EP by Manfred Mann
- Released: 3 June 1966
- Recorded: 12 & 24 January 1966
- Genres: British R&B, jazz-rock
- Language: English
- Label: His Master's Voice
- Producer: John Burgess

Manfred Mann chronology
| Machines (1966) | Instrumental Asylum (1966) | Mann Made Hits (1966) |

Manfred Mann EP chronology
| Machines (1966) | Instrumental Asylum (1966) | As Was (1966) |

= Instrumental Asylum =

Instrumental Asylum is an EP by Manfred Mann, released in 1966. The EP is a 7-inch vinyl record and released in mono with the catalogue number His Master's Voice 7EG 8949.

==Background==

The band recorded this as they were in the process of re-organizing. All the songs chosen were covers of current relatively well known pop and rock songs, The Yardbirds' "Still I'm Sad" being the most obscure. Mike Vickers had left and been replaced on guitar by bassist Tom McGuinness, who in turn was replaced on bass by Jack Bruce. Horn players Henry Lowther and Lyn Dobson took over the lead spot from singer Paul Jones, who was soon to quit the band. There is little evidence of Jones on the record.
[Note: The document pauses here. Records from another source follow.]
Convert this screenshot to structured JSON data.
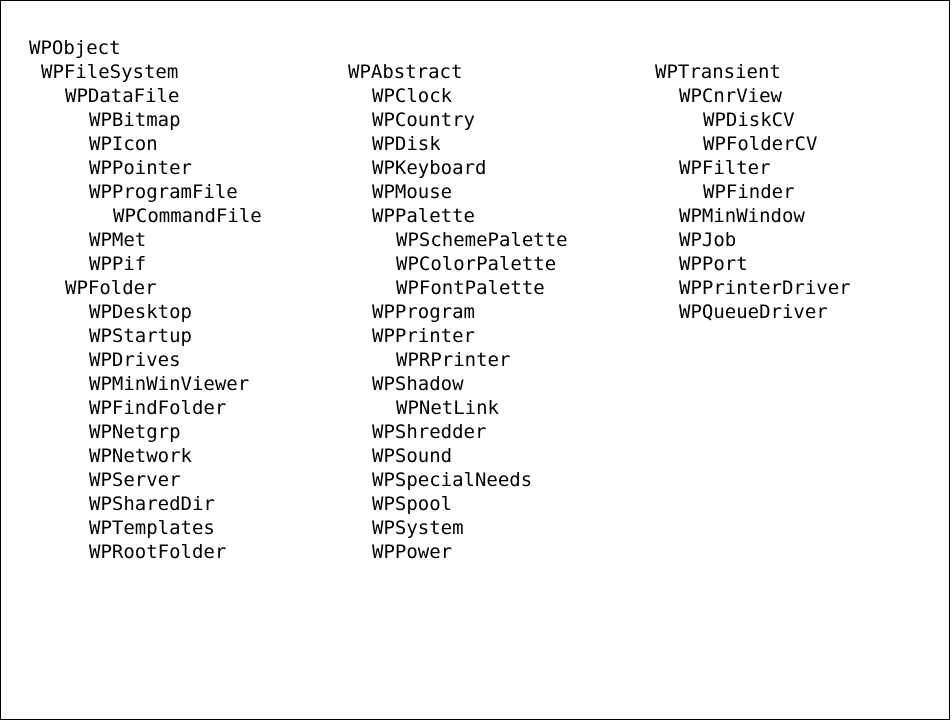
{
  "root": "WPObject",
  "columns": [
    {
      "nodes": [
        {
          "label": "WPFileSystem",
          "level": 1
        },
        {
          "label": "WPDataFile",
          "level": 2
        },
        {
          "label": "WPBitmap",
          "level": 3
        },
        {
          "label": "WPIcon",
          "level": 3
        },
        {
          "label": "WPPointer",
          "level": 3
        },
        {
          "label": "WPProgramFile",
          "level": 3
        },
        {
          "label": "WPCommandFile",
          "level": 4
        },
        {
          "label": "WPMet",
          "level": 3
        },
        {
          "label": "WPPif",
          "level": 3
        },
        {
          "label": "WPFolder",
          "level": 2
        },
        {
          "label": "WPDesktop",
          "level": 3
        },
        {
          "label": "WPStartup",
          "level": 3
        },
        {
          "label": "WPDrives",
          "level": 3
        },
        {
          "label": "WPMinWinViewer",
          "level": 3
        },
        {
          "label": "WPFindFolder",
          "level": 3
        },
        {
          "label": "WPNetgrp",
          "level": 3
        },
        {
          "label": "WPNetwork",
          "level": 3
        },
        {
          "label": "WPServer",
          "level": 3
        },
        {
          "label": "WPSharedDir",
          "level": 3
        },
        {
          "label": "WPTemplates",
          "level": 3
        },
        {
          "label": "WPRootFolder",
          "level": 3
        }
      ]
    },
    {
      "nodes": [
        {
          "label": "WPAbstract",
          "level": 1
        },
        {
          "label": "WPClock",
          "level": 2
        },
        {
          "label": "WPCountry",
          "level": 2
        },
        {
          "label": "WPDisk",
          "level": 2
        },
        {
          "label": "WPKeyboard",
          "level": 2
        },
        {
          "label": "WPMouse",
          "level": 2
        },
        {
          "label": "WPPalette",
          "level": 2
        },
        {
          "label": "WPSchemePalette",
          "level": 3
        },
        {
          "label": "WPColorPalette",
          "level": 3
        },
        {
          "label": "WPFontPalette",
          "level": 3
        },
        {
          "label": "WPProgram",
          "level": 2
        },
        {
          "label": "WPPrinter",
          "level": 2
        },
        {
          "label": "WPRPrinter",
          "level": 3
        },
        {
          "label": "WPShadow",
          "level": 2
        },
        {
          "label": "WPNetLink",
          "level": 3
        },
        {
          "label": "WPShredder",
          "level": 2
        },
        {
          "label": "WPSound",
          "level": 2
        },
        {
          "label": "WPSpecialNeeds",
          "level": 2
        },
        {
          "label": "WPSpool",
          "level": 2
        },
        {
          "label": "WPSystem",
          "level": 2
        },
        {
          "label": "WPPower",
          "level": 2
        }
      ]
    },
    {
      "nodes": [
        {
          "label": "WPTransient",
          "level": 1
        },
        {
          "label": "WPCnrView",
          "level": 2
        },
        {
          "label": "WPDiskCV",
          "level": 3
        },
        {
          "label": "WPFolderCV",
          "level": 3
        },
        {
          "label": "WPFilter",
          "level": 2
        },
        {
          "label": "WPFinder",
          "level": 3
        },
        {
          "label": "WPMinWindow",
          "level": 2
        },
        {
          "label": "WPJob",
          "level": 2
        },
        {
          "label": "WPPort",
          "level": 2
        },
        {
          "label": "WPPrinterDriver",
          "level": 2
        },
        {
          "label": "WPQueueDriver",
          "level": 2
        }
      ]
    }
  ]
}
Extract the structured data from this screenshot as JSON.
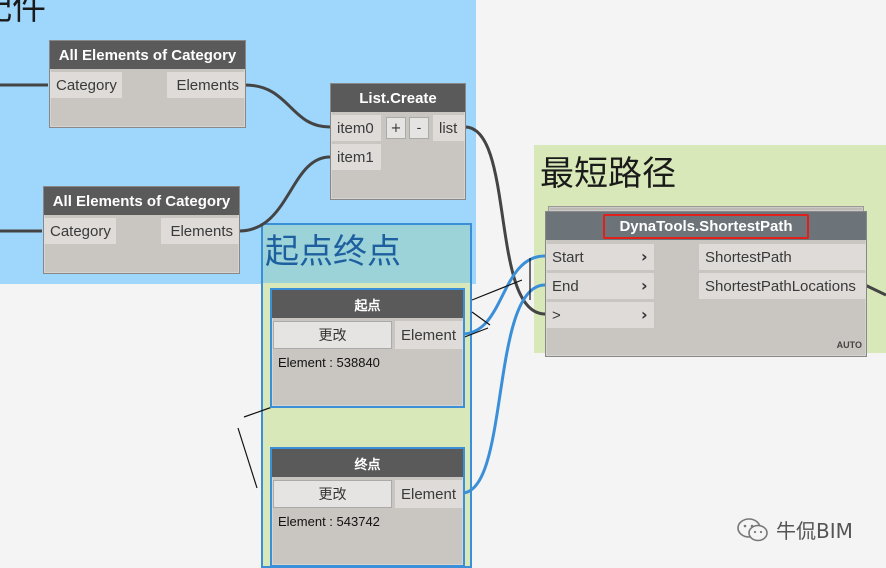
{
  "groups": {
    "blue_title": "配件",
    "start_end_title": "起点终点",
    "shortest_title": "最短路径"
  },
  "nodes": {
    "aeoc1": {
      "title": "All Elements of Category",
      "in_port": "Category",
      "out_port": "Elements"
    },
    "aeoc2": {
      "title": "All Elements of Category",
      "in_port": "Category",
      "out_port": "Elements"
    },
    "list_create": {
      "title": "List.Create",
      "in0": "item0",
      "in1": "item1",
      "add": "+",
      "remove": "-",
      "out": "list"
    },
    "start_node": {
      "title": "起点",
      "button": "更改",
      "out": "Element",
      "value": "Element : 538840"
    },
    "end_node": {
      "title": "终点",
      "button": "更改",
      "out": "Element",
      "value": "Element : 543742"
    },
    "shortest": {
      "title": "DynaTools.ShortestPath",
      "inputs": [
        "Start",
        "End",
        ">"
      ],
      "outputs": [
        "ShortestPath",
        "ShortestPathLocations"
      ],
      "lacing": "AUTO"
    }
  },
  "watermark": {
    "text": "牛侃BIM",
    "icon": "wechat-icon"
  },
  "colors": {
    "blue_group": "#9fd6fb",
    "green_group": "#d9e8b8",
    "wire_blue": "#3b8fd8",
    "wire_dark": "#444444",
    "highlight": "#e0201a"
  }
}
As with most of their other records, both albums and EPs of this era, the liner notes were written by Manfred Mann member Tom McGuinness.

==Track listing==

Side 1

1. "Still I'm Sad" (Paul Samwell-Smith)
2. "My Generation" (Pete Townshend)

Side 2

1. "(I Can't Get No) Satisfaction" (Mick Jagger, Keith Richards)
2. "I Got You Babe" (Sonny Bono)

==Personnel==

- Manfred Mann – keyboards
- Henry Lowther – trumpet and flute
- Lyn Dobson – saxophone
- Paul Jones – harmonica
- Tom McGuinness – guitar
- Jack Bruce – bass guitar
- Mike Hugg – drums and vibes

==Chart performance==

This EP was the band's least successful effort since their initial EP release, Cock-a-Hoop in 1964. It reached # 3 in the British EP charts.